= Jeni Barnett =

English TV presenter

Jeni Barnett (born 24 March 1949 in London) is an English TV presenter.

==Early life==
Barnett grew up in Borehamwood.

==Television career==
As an actress, Barnett appeared on several TV shows, including Revolting Women (BBC2, 1981) and Doctors. She has also been a panellist on ITV's Loose Women and Five's The Wright Stuff, and was a long-time presenter of the children's TV series You and Me.

Barnett became well known after appearing on British breakfast station TV-am as a weekend presenter.

Between 2002 and 2007, she was host of UKTV Food's flagship food show, Great Food Live (previously known as Good Food Live) and its spin-offs, Great Food Bites and Great Food Live Extra. In 2004/2005, Barnett also hosted the second series of the ITV cookery show, Too Many Cooks.

In December 2018, Barnett surprised Gino D'Acampo as a guest Pizza Delivery lady in the Midnight Gameshow in the fourth series of Michael McIntyre's Big Show.

==Radio presenter==

On 16 June 2007 Barnett presented her first radio programme on LBC 97.3, when she stood in for Chris Hawkins on Saturday afternoon. Barnett soon returned to the air filling in for more presenters, including Jim Davis' Lifestyle show. As part of a new Sunday schedule she was given a new 2-hour programme talking about food.

A further change on 7 January 2008 saw Barnett move to weekday afternoons, 1 to 4 pm, as part of the new weekday line up. The programme is a topical debate featuring aspects of news and views, in which the public are encouraged to call in with their views.

Barnett continued to present the Sunday Food programme as well as the new weekday afternoon programme until 20 January 2008 when Bill Buckley replaced her on Sundays so she could concentrate on the weekday programme.

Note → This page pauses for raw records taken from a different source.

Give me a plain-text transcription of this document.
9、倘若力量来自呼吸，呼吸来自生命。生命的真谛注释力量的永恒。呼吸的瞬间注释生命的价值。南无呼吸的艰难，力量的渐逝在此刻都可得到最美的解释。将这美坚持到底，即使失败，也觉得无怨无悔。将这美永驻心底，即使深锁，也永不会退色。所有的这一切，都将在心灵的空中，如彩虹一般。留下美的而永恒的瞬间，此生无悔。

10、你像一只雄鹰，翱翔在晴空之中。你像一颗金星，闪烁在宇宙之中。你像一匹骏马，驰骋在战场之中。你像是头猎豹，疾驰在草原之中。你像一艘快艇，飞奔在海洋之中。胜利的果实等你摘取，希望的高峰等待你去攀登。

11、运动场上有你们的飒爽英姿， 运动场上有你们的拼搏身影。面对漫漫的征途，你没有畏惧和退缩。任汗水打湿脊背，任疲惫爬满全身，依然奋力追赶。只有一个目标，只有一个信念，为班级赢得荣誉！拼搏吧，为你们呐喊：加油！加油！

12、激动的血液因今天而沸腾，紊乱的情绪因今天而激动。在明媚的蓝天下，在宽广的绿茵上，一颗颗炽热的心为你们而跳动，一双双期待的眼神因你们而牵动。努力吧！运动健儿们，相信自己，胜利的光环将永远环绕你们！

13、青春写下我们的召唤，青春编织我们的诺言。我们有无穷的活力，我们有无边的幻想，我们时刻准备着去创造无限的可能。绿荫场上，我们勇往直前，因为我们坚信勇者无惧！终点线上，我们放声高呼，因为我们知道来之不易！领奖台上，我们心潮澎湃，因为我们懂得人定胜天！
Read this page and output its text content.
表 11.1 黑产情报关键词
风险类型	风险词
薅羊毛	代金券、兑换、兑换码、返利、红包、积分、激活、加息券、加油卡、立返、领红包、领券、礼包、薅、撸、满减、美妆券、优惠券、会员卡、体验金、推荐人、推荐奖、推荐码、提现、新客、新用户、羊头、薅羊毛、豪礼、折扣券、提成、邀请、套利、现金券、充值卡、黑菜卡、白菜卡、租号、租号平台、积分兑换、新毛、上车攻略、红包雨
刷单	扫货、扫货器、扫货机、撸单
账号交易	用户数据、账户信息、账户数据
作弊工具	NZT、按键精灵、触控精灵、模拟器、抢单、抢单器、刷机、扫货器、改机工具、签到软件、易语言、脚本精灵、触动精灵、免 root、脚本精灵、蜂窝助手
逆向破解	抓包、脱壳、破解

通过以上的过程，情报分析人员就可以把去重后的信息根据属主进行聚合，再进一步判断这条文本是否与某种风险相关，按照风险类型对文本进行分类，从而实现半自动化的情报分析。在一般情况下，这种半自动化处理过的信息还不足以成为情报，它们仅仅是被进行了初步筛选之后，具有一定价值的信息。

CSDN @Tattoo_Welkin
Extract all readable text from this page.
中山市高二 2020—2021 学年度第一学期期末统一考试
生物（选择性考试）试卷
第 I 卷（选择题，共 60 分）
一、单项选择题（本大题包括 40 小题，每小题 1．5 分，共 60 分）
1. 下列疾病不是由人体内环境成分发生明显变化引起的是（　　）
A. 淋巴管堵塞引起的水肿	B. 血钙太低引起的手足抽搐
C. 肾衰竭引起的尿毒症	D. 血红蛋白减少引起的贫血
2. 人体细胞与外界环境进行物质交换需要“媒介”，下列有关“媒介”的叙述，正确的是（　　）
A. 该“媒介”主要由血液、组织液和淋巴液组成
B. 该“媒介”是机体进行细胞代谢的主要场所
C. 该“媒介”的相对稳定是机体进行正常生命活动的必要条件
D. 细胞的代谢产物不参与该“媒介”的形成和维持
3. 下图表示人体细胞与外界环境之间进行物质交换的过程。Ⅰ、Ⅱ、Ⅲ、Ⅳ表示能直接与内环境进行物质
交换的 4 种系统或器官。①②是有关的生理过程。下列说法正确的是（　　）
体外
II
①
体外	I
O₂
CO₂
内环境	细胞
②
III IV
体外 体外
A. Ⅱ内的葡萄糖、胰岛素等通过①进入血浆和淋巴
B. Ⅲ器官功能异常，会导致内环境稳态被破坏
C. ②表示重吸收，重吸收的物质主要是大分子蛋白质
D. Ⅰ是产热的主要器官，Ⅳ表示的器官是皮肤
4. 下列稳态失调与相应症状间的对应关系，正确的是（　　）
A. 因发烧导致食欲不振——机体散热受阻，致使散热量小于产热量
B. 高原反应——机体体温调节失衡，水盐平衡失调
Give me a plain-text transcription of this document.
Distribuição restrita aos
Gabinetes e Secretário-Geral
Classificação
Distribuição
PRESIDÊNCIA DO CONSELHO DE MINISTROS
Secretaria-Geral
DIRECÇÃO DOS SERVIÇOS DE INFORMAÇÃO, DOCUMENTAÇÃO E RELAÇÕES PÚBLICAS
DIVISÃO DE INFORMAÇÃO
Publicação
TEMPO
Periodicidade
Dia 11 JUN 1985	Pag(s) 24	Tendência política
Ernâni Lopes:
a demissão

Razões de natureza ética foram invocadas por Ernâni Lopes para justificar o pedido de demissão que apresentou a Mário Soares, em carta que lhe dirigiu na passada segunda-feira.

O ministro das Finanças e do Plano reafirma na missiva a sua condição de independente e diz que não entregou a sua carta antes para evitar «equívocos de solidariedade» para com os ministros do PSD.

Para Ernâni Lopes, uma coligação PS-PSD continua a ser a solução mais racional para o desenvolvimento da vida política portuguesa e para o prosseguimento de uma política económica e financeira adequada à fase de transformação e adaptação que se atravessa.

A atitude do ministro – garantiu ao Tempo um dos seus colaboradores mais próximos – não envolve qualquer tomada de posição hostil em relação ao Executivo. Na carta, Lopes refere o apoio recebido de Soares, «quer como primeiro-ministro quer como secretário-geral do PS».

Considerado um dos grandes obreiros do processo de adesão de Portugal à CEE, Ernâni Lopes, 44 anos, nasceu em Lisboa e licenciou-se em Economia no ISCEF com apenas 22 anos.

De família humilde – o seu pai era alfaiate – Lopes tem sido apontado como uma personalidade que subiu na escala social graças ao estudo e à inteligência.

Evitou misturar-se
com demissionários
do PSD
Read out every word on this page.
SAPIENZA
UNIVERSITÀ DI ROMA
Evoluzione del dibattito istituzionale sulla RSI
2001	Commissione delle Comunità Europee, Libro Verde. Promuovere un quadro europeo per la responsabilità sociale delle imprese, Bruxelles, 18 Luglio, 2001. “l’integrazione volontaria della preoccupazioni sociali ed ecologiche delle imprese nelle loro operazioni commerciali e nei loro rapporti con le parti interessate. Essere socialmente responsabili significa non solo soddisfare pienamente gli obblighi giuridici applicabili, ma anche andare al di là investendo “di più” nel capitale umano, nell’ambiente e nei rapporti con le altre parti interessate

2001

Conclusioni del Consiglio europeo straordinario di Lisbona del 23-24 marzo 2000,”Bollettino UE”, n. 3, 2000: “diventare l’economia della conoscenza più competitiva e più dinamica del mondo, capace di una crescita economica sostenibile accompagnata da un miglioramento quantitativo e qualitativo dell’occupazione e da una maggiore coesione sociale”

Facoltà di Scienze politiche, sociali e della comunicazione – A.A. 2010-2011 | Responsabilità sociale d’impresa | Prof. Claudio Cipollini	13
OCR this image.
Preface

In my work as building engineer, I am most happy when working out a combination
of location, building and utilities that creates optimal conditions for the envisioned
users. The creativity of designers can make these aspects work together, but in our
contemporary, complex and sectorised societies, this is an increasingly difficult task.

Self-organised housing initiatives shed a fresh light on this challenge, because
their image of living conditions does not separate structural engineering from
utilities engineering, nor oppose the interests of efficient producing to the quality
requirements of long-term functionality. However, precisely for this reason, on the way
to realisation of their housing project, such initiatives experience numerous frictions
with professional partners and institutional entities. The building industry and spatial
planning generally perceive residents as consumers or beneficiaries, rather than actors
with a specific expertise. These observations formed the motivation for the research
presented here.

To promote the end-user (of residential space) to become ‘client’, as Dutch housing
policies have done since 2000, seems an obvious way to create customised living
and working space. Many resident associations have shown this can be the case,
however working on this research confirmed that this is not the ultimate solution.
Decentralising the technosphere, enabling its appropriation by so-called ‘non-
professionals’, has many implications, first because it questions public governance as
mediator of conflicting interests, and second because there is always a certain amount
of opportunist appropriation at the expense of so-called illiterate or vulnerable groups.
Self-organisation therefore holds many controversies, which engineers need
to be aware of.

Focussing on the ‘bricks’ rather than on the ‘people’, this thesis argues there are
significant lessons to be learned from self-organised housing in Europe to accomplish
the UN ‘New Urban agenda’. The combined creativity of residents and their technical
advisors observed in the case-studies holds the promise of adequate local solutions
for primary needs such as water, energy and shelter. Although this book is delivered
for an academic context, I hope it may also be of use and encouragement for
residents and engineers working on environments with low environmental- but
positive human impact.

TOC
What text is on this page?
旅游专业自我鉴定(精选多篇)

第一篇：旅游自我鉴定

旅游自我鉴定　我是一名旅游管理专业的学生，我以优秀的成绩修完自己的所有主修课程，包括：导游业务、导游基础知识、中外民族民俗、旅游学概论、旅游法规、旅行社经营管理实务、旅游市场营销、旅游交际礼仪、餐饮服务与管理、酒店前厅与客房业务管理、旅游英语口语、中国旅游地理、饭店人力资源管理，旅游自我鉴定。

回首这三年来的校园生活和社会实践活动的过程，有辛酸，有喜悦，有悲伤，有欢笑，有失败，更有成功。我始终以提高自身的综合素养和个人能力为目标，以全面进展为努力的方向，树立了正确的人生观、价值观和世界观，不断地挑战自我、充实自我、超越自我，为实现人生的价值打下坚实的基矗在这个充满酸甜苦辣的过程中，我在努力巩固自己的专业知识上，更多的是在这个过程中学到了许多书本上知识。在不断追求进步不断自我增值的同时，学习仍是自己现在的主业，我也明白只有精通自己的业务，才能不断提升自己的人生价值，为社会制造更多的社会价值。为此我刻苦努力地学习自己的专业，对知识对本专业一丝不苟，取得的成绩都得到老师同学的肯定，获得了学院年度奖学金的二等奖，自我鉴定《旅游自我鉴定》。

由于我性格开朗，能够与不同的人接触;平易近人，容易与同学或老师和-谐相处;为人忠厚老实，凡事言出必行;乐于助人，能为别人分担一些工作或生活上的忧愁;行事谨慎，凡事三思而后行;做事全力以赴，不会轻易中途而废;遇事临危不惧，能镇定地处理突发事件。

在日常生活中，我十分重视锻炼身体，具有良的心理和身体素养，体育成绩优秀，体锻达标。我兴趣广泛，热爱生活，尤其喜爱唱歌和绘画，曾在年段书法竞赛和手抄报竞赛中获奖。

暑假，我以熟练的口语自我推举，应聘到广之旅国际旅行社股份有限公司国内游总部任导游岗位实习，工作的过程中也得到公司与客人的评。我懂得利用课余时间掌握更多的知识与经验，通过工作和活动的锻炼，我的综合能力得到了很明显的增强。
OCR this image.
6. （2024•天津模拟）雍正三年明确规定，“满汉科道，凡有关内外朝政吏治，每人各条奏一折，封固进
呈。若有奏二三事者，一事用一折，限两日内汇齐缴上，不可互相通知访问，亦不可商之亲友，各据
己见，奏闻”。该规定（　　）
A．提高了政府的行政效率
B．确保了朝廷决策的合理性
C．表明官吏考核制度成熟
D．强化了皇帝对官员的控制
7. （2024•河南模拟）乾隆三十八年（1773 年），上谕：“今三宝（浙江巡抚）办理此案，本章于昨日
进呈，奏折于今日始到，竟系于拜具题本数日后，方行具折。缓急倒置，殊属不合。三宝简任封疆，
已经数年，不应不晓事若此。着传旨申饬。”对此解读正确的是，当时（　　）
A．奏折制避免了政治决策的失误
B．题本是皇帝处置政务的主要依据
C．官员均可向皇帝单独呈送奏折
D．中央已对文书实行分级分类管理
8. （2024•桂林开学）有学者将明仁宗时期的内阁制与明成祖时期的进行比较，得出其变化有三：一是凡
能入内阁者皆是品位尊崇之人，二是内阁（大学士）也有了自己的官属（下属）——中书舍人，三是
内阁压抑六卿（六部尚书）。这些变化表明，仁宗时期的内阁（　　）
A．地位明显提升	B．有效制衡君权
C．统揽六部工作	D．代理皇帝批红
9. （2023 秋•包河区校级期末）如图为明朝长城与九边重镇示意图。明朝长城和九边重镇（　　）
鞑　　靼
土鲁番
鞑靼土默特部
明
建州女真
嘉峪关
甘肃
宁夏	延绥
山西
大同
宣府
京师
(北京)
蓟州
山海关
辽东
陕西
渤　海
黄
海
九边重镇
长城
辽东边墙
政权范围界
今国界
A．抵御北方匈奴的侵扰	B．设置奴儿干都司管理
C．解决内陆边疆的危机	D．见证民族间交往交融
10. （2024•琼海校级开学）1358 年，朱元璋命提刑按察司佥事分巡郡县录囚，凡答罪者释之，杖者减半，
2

Her weekday programme ended in September 2010.

Between January 2011 and September 2013, she presented a Sunday morning show on BBC London 94.9, and occasionally stands in for Allison Ferns and Danny Pike on BBC Sussex.

In 2014/2015 she occasionally covered for Julia George on BBC Radio Kent’s mid-morning programme.

==2009 MMR vaccine controversy==
In a show broadcast on 7 January 2009, Barnett's topics included the MMR vaccine. The discussion attracted criticism of its accuracy and possible negative influence on public health by doctor and journalist Ben Goldacre, who described the show as "irresponsible, ill-informed, and ignorant". After the broadcast, Barnett admitted on her blog that she "did not have the facts to hand ... As a responsible broadcaster I should have been better prepared" when she discussed her claims with medical professionals who questioned her statements.

Barnett's broadcast resulted in a large number complaints being made to Ofcom. Based on the inclusion of alternative viewpoints from those expressed by Barnett, namely callers that included medical professionals criticising Barnett's statements, Ofcom's final ruling was that the broadcast did not violate rules against misleading portrayals of factual matters or undue prominence to minority views and opinions on matters of political or industrial controversy.